— by Beatrice Burack
When Gorham’s Great Glen Trails first opened in December of 1994, a low-snow winter almost stopped the cross-country center in its tracks. “We barely got off the ground,” says Nate Harvey, the nordic area’s retail manager and program director. Great Glen installed a snowmaking system in the winter of ‘95, and has been making snow ever since.
Harvey thinks Great Glen’s trails are located at a high enough elevation to stay viable as winters warm, but he points to numerous changes he and his colleagues are making to stay ahead of the climate curve.
One change that’s underfoot—literally—has to do with how the trails are constructed. To build Great Glen’s 14-foot-wide trails, construction crews dug up dirt, replacing it with a mixture of stone and gravel. These trails are resistant to erosion (though mid-December flooding put them to the test this year), and have fewer sticks and roots that need to be covered by snow.
“Because we’ve got so much invested in how the trails are built, it doesn’t take a lot of snow to open us,” Harvey says. “With six to eight inches of the right snow, we can groom that out and be open with almost 90 percent of our trails.”
In addition to engineering the trails for low-snow conditions, Harvey and his crew practice what he calls “snow farming.” Picture employees harvesting snow from unsalted parking lots, shoveling it into sleds and trucks, and spreading it out on the trails.
At Great Glen Trails, there have also been changes to the snowmaking process. They still need 24 hours of the right conditions—below 24 degrees, preferably with low humidity and low wind—to efficiently make snow. But while the center used to look at multi-day weather forecasts before deciding if it was worth it to blow snow in those 24-hour windows, Harvey says that nowadays, they’ll blow snow no matter what: “Now we have to take every opportunity when we’ve got that 24-hour-plus window of cold to do it, because you don’t know when the next one is.”
Great Glen Program Director Nate Harvey walks along a trail that was washed out by the December 18th floods. Its rocky base was carefully engineered to allow for more consistent skiing in low-snow conditions. All photos by Beatrice Burack except where noted.
Great Glen’s increased reliance on snowmaking was on full display this season. Their trails were open during the snowy stretch in the first week of December, Harvey says, with help from “a tiny bit of man-made snow.” But by mid-December rain had taken away much of the snow, and the center had just a short, half-kilometer loop of entirely man-made snow open for weekend ski lessons.
“It’s not really what most people are after when they think of skiing in New England,” Harvey says. “They want to feel the stroll through the woods, but it’s just little bits and pieces of skiing here and there.”
The center has 45 kilometers of skiable trails. According to their website, only a quarter-kilometer of terrain was open the Thursday after Christmas—usually a prime time for visitors. “[W]e still have .25km of skiing—a nice ‘white ribbon’ for you to enjoy for $10,” the snow report read that day.

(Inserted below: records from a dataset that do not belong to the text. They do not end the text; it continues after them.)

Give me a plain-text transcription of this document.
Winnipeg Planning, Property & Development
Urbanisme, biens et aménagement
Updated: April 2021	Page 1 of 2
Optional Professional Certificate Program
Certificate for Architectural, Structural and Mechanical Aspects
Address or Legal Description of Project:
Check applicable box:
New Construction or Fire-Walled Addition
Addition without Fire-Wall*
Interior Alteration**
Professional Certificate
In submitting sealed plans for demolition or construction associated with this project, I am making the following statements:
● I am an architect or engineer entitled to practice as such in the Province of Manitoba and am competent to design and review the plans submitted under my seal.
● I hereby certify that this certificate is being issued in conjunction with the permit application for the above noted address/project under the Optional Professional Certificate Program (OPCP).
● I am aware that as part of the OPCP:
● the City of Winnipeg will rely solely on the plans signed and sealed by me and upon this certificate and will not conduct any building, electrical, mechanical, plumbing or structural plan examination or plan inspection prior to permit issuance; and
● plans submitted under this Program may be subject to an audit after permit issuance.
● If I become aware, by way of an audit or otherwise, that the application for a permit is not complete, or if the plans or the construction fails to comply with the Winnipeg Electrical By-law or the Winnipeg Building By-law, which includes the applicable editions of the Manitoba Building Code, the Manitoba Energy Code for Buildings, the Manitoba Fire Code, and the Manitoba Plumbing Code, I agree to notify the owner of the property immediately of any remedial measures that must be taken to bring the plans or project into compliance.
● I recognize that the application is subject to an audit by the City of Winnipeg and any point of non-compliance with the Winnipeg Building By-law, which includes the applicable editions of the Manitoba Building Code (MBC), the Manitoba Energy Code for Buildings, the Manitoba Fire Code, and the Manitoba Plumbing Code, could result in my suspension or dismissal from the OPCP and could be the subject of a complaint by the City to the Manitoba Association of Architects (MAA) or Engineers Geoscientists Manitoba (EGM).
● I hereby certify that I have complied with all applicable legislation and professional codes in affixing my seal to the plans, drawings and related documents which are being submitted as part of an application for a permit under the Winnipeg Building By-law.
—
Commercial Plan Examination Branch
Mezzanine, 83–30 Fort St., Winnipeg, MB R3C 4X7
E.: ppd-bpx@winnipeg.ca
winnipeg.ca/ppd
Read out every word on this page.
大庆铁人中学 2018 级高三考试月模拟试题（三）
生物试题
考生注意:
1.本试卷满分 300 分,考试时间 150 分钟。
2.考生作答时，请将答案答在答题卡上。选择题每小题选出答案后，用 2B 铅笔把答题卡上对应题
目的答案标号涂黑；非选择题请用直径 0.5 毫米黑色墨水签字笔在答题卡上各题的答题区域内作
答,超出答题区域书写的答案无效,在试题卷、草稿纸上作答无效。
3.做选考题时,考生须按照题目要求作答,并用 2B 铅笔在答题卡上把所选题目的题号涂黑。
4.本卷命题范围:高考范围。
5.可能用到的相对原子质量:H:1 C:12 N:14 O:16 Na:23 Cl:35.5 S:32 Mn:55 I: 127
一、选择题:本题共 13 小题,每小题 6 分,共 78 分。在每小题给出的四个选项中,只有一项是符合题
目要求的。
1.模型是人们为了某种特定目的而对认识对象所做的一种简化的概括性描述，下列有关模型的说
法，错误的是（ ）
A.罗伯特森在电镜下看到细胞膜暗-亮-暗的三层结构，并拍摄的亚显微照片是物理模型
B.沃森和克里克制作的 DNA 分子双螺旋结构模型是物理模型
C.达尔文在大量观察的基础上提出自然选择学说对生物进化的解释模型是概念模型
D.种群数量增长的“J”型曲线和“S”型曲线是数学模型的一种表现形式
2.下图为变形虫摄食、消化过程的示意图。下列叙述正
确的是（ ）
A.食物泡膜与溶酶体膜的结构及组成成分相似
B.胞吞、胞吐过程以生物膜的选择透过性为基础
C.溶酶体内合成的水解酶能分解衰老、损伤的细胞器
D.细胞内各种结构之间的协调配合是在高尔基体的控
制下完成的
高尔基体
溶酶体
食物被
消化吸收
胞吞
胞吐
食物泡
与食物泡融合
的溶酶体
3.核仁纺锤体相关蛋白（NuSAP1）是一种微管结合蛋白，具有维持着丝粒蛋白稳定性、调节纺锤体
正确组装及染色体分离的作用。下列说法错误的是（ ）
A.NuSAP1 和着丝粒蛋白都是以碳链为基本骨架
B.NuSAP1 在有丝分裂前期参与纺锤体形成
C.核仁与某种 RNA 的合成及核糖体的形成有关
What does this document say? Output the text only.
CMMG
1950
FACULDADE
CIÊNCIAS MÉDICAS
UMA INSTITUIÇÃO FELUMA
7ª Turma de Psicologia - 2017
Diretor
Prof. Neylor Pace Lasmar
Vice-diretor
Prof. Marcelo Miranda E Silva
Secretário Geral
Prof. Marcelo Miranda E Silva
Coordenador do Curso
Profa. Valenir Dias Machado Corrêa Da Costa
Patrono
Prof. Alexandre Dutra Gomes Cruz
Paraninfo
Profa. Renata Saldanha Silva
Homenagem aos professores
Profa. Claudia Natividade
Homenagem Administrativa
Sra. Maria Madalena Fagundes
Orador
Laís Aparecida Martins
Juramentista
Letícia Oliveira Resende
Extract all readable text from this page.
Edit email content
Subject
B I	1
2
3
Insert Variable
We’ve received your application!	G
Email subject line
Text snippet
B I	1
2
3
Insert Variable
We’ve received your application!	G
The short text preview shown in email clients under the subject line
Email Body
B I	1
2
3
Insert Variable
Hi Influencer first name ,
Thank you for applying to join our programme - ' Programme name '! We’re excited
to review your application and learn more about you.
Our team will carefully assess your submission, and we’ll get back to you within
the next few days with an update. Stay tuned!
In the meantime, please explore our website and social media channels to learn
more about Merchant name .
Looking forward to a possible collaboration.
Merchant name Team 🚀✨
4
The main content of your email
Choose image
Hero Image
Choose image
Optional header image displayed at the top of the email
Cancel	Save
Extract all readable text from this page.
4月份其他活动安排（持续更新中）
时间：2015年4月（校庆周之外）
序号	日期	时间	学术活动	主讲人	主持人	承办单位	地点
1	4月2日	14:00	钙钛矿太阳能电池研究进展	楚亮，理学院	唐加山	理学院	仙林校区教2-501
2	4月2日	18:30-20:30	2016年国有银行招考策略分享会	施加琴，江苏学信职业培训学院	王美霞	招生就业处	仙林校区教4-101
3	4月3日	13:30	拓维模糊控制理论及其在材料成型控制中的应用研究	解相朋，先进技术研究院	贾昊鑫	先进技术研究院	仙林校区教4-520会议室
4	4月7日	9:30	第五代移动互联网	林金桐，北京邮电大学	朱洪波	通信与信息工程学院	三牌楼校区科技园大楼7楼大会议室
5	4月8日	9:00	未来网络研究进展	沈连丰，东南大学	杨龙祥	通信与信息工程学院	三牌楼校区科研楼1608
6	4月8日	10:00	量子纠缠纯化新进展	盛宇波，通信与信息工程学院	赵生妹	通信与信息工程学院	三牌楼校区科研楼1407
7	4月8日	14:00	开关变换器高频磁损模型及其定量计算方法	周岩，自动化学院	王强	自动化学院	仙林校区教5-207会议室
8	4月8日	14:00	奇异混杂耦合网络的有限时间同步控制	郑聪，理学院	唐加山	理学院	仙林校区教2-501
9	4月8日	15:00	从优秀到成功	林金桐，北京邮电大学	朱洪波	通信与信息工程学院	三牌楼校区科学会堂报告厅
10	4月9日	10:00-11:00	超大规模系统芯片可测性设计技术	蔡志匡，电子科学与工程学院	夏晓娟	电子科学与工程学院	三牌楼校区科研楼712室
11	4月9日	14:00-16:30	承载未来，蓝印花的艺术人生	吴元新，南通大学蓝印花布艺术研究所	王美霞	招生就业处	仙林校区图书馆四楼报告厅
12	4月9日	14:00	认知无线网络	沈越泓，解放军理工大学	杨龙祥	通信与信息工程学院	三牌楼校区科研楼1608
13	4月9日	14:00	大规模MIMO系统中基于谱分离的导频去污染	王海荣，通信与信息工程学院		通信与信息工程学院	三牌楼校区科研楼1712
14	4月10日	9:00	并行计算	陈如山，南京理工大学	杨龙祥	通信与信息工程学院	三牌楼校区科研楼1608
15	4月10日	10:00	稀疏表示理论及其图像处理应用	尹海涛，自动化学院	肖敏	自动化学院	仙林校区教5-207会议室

Christmas week, along with Martin Luther King Day weekend and February vacation, is one of three high-revenue periods that Harvey says “can really make the whole season, or break ‘em.”
After the Flood in Jackson
On December 18th, Jackson, New Hampshire made national news when the Ellis River, swollen with rainwater, brought massive floods to the village. The Jackson Ski Touring Foundation, whose trails criss-cross the river, was hit hard by the storm.
Looking out at a bridge that had been snapped off its foundation uphill of Jackson Falls, Touring Foundation board Vice President Ken Kimball managed to look on the bright side.
“This couldn’t have happened better if it was going to happen,” he said. “I’m dead serious.” If the water had been moving in a different direction, the bridge “would’ve gone right down through Jackson Falls, and that would have been catastrophic.” Board President Debony Diehl, who owns a salon down the hill, was glad it didn’t end up in her basement.
For Kimball, this flood exemplified the changes to come with climate change. “We started off with the philosophy of snowmaking and getting our trails so that they’re skiable at low snow.” But after witnessing major rain events like this one, he said, “There’s no question that we’re now going to have to start dealing with, ‘How do you prevent erosion from major runoff events?’”
As the floods came, the Jackson Ski Touring Foundation was in the last month of a $1.5 million capital campaign to mark its 50-year anniversary, and had raised about $1.4 million to date. When the campaign began, Kimball said, a large portion of the funds were intended to pay for a snowmaking system. “Well, that ratio may have to change,” he said after the storm.
Kimball and Diehl were talking about increasing the funding that will go to trail and bridge repair. Kimball estimated that repairs from the storm could run as high as $100,000, which is roughly an eighth of the foundation’s typical annual budget.
The timing of the flooding was especially poor, coming right before Christmas week, one of the foundation’s biggest weeks for revenue.